Когда он выкарабкался туда, ночной город вновь обрел молодость, как во время тайных вылазок в детстве. Он стоял у невысокой ограды на краю, пил город, зачарованный вернувшимся волшебством. Его манили и дразнили неоновый свет, музыка вдалеке, даже смех случайных прохожих.

Он перегнулся через ограду и бросил взор на бесконечные неуклюже развалившиеся дома. Два кирпича свалились на пустую улицу и разбились. Он ощущал себя королем, способным велеть зданию вырвать корни из земли и идти, куда он прикажет. Он был выше, намного выше всего. Всего неделю назад такое обилие жизни раздавило бы его. Что дало ему эту силу?

Когда он поэтапно проследил свое обретение власти, выводы сложились в логическую цепочку. У него захватило дух. Крипе был прав.

Несомненно, именно убийство позволило ему достичь нынешней степени самоопределения. Он убил коров и смог начать травить Зверюгу. Потом Гамми, и тогда он добил ее. Уроки убийства сделали свое дело.

Он сходил вниз и вернулся с канистрой бензина и телом Пса. Всю свою жизнь Пес ждал, когда Стивен вознаградит его за перебитый хребет, теперь нужно было, чтобы останки животного увидели финал уничтожения. Стивен заткнул холодную окровавленную псину между двумя дымоходами и убедился, что оттуда хорошо видно.

Зверюгино мясо хлюпало, выскальзывая из пакетов, некоторые кости продрали полиэтилен. Чтобы все это дело вспыхнуло, понадобился весь бензин из канистры.

Жареная Зверюга.

Мышцы шипели, куски жира вспыхивали и горели так же ярко, как бензин. Потом все почернело и задымилось, куча просела посередине и рухнула под собственной тяжестью.

В конце концов от Зверюги осталось лишь грязное пятно на цементе. Пыльные потоки пепла от костей разлетались от ночного ветерка. Пес казался таким довольным, что Стивен оставил его там, где он был, между трубами смотреть лопнувшими глазами сквозь бывшие останки Зверюги на яркие огни города.

Глава двадцать вторая

Следующие недели прошли счастливо. Люси отошла от разочарования в Зверюгиной пустоте и похоронила свои страхи в лихорадочном украшении дома, ебле и перениманию представлений Стивена о жизни. Она допоздна смотрела вместе с ним телек, делала заметки, внимательно выслушивала, когда он указывал на особенно важные сцены и проявления чувств. Вдвоем они перекрасили и вычистили жилье, уничтожили все следы Зверюги и своей прошлой жизни. Они создали подобие идеального дома, такого, какой показывают во всех шоу — в «Семействе Брейди», «Счастливых днях», «Шоу Косби», — чтобы самим жить идеально.

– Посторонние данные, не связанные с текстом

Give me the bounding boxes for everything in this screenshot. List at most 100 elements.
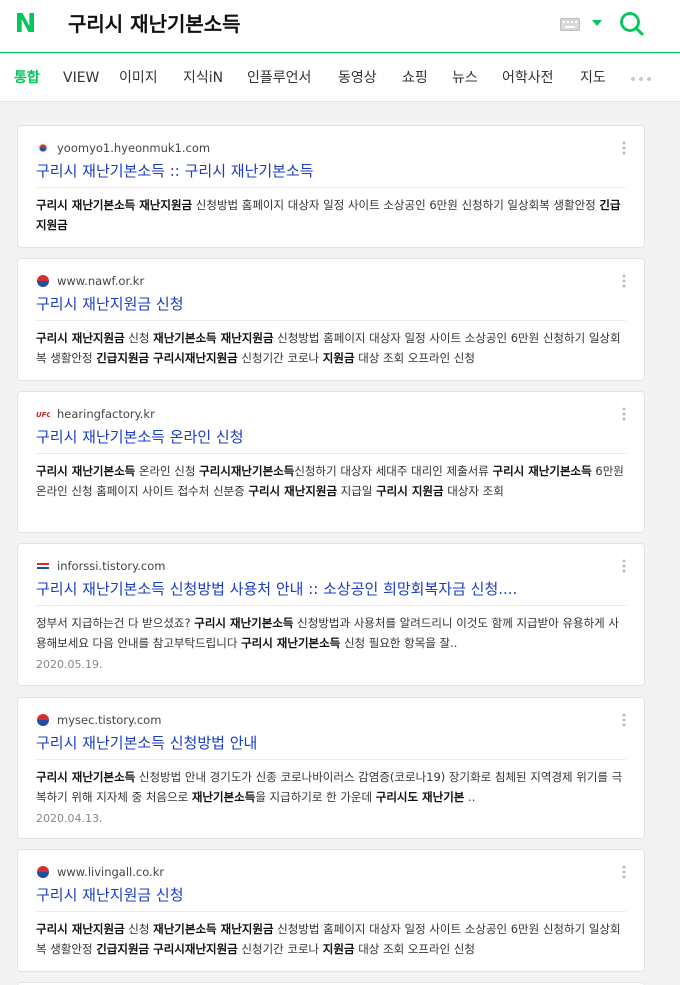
source-url: mysec.tistory.com bbox=[57, 713, 162, 727]
highlighted-keyword: 재난기본소득 재난지원금 bbox=[153, 922, 274, 936]
search-header: N 구리시 재난기본소득 bbox=[0, 0, 680, 53]
more-options-icon[interactable] bbox=[622, 712, 626, 728]
result-description: 구리시 재난지원금 신청 재난기본소득 재난지원금 신청방법 홈페이지 대상자 … bbox=[36, 328, 626, 368]
highlighted-keyword: 구리시재난기본소득 bbox=[199, 464, 295, 478]
tistory-flag-icon bbox=[37, 563, 49, 569]
result-source[interactable]: mysec.tistory.com bbox=[36, 712, 161, 728]
source-url: hearingfactory.kr bbox=[57, 407, 155, 421]
result-card: www.nawf.or.kr 구리시 재난지원금 신청 구리시 재난지원금 신청… bbox=[17, 258, 645, 381]
keyboard-icon[interactable] bbox=[560, 18, 580, 31]
result-source[interactable]: www.livingall.co.kr bbox=[36, 864, 164, 880]
description-text: 을 지급하기로 한 가운데 bbox=[255, 790, 376, 804]
result-card: mysec.tistory.com 구리시 재난기본소득 신청방법 안내 구리시… bbox=[17, 697, 645, 839]
result-description: 정부서 지급하는건 다 받으셨죠? 구리시 재난기본소득 신청방법과 사용처를 … bbox=[36, 613, 626, 653]
result-card: yoomyo1.hyeonmuk1.com 구리시 재난기본소득 :: 구리시 … bbox=[17, 125, 645, 248]
chevron-down-icon[interactable] bbox=[592, 20, 602, 27]
description-text: 신청방법 홈페이지 대상자 일정 사이트 소상공인 6만원 신청하기 일상회복 … bbox=[192, 198, 600, 212]
tab-news[interactable]: 뉴스 bbox=[452, 68, 478, 88]
result-title-link[interactable]: 구리시 재난기본소득 온라인 신청 bbox=[36, 426, 244, 448]
divider bbox=[36, 320, 626, 321]
result-title-link[interactable]: 구리시 재난기본소득 신청방법 안내 bbox=[36, 732, 257, 754]
search-tabs: 통합 VIEW 이미지 지식iN 인플루언서 동영상 쇼핑 뉴스 어학사전 지도 bbox=[0, 54, 680, 102]
tab-dictionary[interactable]: 어학사전 bbox=[502, 68, 554, 88]
tab-kin[interactable]: 지식iN bbox=[183, 68, 223, 88]
result-title-link[interactable]: 구리시 재난지원금 신청 bbox=[36, 884, 184, 906]
result-date: 2020.04.13. bbox=[36, 812, 103, 825]
result-date: 2020.05.19. bbox=[36, 658, 103, 671]
highlighted-keyword: 구리시 재난기본소득 bbox=[492, 464, 592, 478]
result-source[interactable]: inforssi.tistory.com bbox=[36, 558, 165, 574]
more-options-icon[interactable] bbox=[622, 273, 626, 289]
tab-map[interactable]: 지도 bbox=[580, 68, 606, 88]
highlighted-keyword: 구리시 재난기본소득 bbox=[36, 770, 136, 784]
divider bbox=[36, 453, 626, 454]
highlighted-keyword: 구리시 지원금 bbox=[376, 484, 444, 498]
description-text: 정부서 지급하는건 다 받으셨죠? bbox=[36, 616, 195, 630]
highlighted-keyword: 구리시도 재난기본 bbox=[375, 790, 465, 804]
tab-view[interactable]: VIEW bbox=[63, 68, 99, 88]
logo-letter: N bbox=[14, 9, 37, 39]
tab-video[interactable]: 동영상 bbox=[338, 68, 377, 88]
result-title-link[interactable]: 구리시 재난지원금 신청 bbox=[36, 293, 184, 315]
description-text: 신청 bbox=[124, 922, 154, 936]
divider bbox=[36, 187, 626, 188]
source-url: www.livingall.co.kr bbox=[57, 865, 165, 879]
divider bbox=[36, 911, 626, 912]
tab-influencer[interactable]: 인플루언서 bbox=[247, 68, 311, 88]
highlighted-keyword: 재난기본소득 bbox=[191, 790, 256, 804]
result-title-link[interactable]: 구리시 재난기본소득 신청방법 사용처 안내 :: 소상공인 희망회복자금 신청… bbox=[36, 578, 517, 600]
description-text: 대상자 조회 bbox=[443, 484, 504, 498]
highlighted-keyword: 구리시 재난기본소득 bbox=[241, 636, 341, 650]
search-query-input[interactable]: 구리시 재난기본소득 bbox=[68, 10, 241, 38]
result-description: 구리시 재난기본소득 온라인 신청 구리시재난기본소득신청하기 대상자 세대주 … bbox=[36, 461, 626, 501]
description-text: 대상 조회 오프라인 신청 bbox=[354, 942, 475, 956]
result-card: www.livingall.co.kr 구리시 재난지원금 신청 구리시 재난지… bbox=[17, 849, 645, 972]
tab-shopping[interactable]: 쇼핑 bbox=[402, 68, 428, 88]
highlighted-keyword: 구리시 재난지원금 bbox=[248, 484, 338, 498]
result-title-link[interactable]: 구리시 재난기본소득 :: 구리시 재난기본소득 bbox=[36, 160, 314, 182]
source-url: yoomyo1.hyeonmuk1.com bbox=[57, 141, 211, 155]
more-options-icon[interactable] bbox=[622, 864, 626, 880]
tab-image[interactable]: 이미지 bbox=[119, 68, 158, 88]
highlighted-keyword: 구리시 재난지원금 bbox=[36, 922, 125, 936]
more-tabs-icon[interactable] bbox=[630, 76, 652, 82]
description-text: 신청기간 코로나 bbox=[237, 351, 323, 365]
ufc-icon: UFC bbox=[36, 411, 50, 419]
result-source[interactable]: UFC hearingfactory.kr bbox=[36, 406, 155, 422]
description-text: 지급일 bbox=[337, 484, 377, 498]
result-description: 구리시 재난기본소득 재난지원금 신청방법 홈페이지 대상자 일정 사이트 소상… bbox=[36, 195, 626, 235]
highlighted-keyword: 지원금 bbox=[322, 942, 355, 956]
description-text: 신청 필요한 항목을 잘.. bbox=[340, 636, 458, 650]
result-source[interactable]: yoomyo1.hyeonmuk1.com bbox=[36, 140, 210, 156]
description-text: 대상 조회 오프라인 신청 bbox=[354, 351, 475, 365]
result-card: inforssi.tistory.com 구리시 재난기본소득 신청방법 사용처… bbox=[17, 543, 645, 686]
divider bbox=[36, 759, 626, 760]
highlighted-keyword: 구리시 재난기본소득 bbox=[36, 464, 136, 478]
result-description: 구리시 재난기본소득 신청방법 안내 경기도가 신종 코로나바이러스 감염증(코… bbox=[36, 767, 626, 807]
naver-logo[interactable]: N bbox=[13, 9, 38, 39]
description-text: 신청하기 대상자 세대주 대리인 제출서류 bbox=[294, 464, 493, 478]
taegeuk-icon bbox=[37, 866, 49, 878]
highlighted-keyword: 구리시 재난지원금 bbox=[36, 331, 125, 345]
divider bbox=[36, 605, 626, 606]
more-options-icon[interactable] bbox=[622, 406, 626, 422]
highlighted-keyword: 지원금 bbox=[322, 351, 355, 365]
svg-text:UFC: UFC bbox=[36, 411, 50, 419]
description-text: 신청기간 코로나 bbox=[237, 942, 323, 956]
more-options-icon[interactable] bbox=[622, 140, 626, 156]
taegeuk-icon bbox=[37, 275, 49, 287]
korea-flag-small-icon bbox=[38, 143, 48, 153]
description-text: 온라인 신청 bbox=[135, 464, 200, 478]
taegeuk-icon bbox=[37, 714, 49, 726]
highlighted-keyword: 긴급지원금 구리시재난지원금 bbox=[96, 942, 238, 956]
source-url: www.nawf.or.kr bbox=[57, 274, 145, 288]
tab-all[interactable]: 통합 bbox=[14, 68, 40, 88]
more-options-icon[interactable] bbox=[622, 558, 626, 574]
result-description: 구리시 재난지원금 신청 재난기본소득 재난지원금 신청방법 홈페이지 대상자 … bbox=[36, 919, 626, 959]
description-text: .. bbox=[464, 790, 476, 804]
source-url: inforssi.tistory.com bbox=[57, 559, 166, 573]
highlighted-keyword: 구리시 재난기본소득 재난지원금 bbox=[36, 198, 193, 212]
result-source[interactable]: www.nawf.or.kr bbox=[36, 273, 144, 289]
search-icon[interactable] bbox=[618, 10, 646, 38]
highlighted-keyword: 구리시 재난기본소득 bbox=[194, 616, 294, 630]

Квартира расправилась и опять начала дышать; солнце постоянно меняло свой путь по небу, отчего комнаты от рассвета до заката были наполнены его сиянием. В них царили чистота, порядок, тепло и дружба.

Стивен осуществил свою мечту. Люси была беременна, у них родится ребенок, а с ним появится семья, подобная той, что он вечер за вечером видел по телеку. И ему надо будет завести другую собаку.

И хотя он все еще не отвык от непрестанного навязчивого сравнения жизни — своей и других людей, — временами он чувствовал себя выше других. Их благословили на счастье с самого рождения, а он был вынужден внести его в свое существование собственными руками и силой воли. И когда он по утрам ремонтировал квартиру, наслаждаясь полнотой своего счастья, он знал, что отлично потрудился и телек может им гордиться.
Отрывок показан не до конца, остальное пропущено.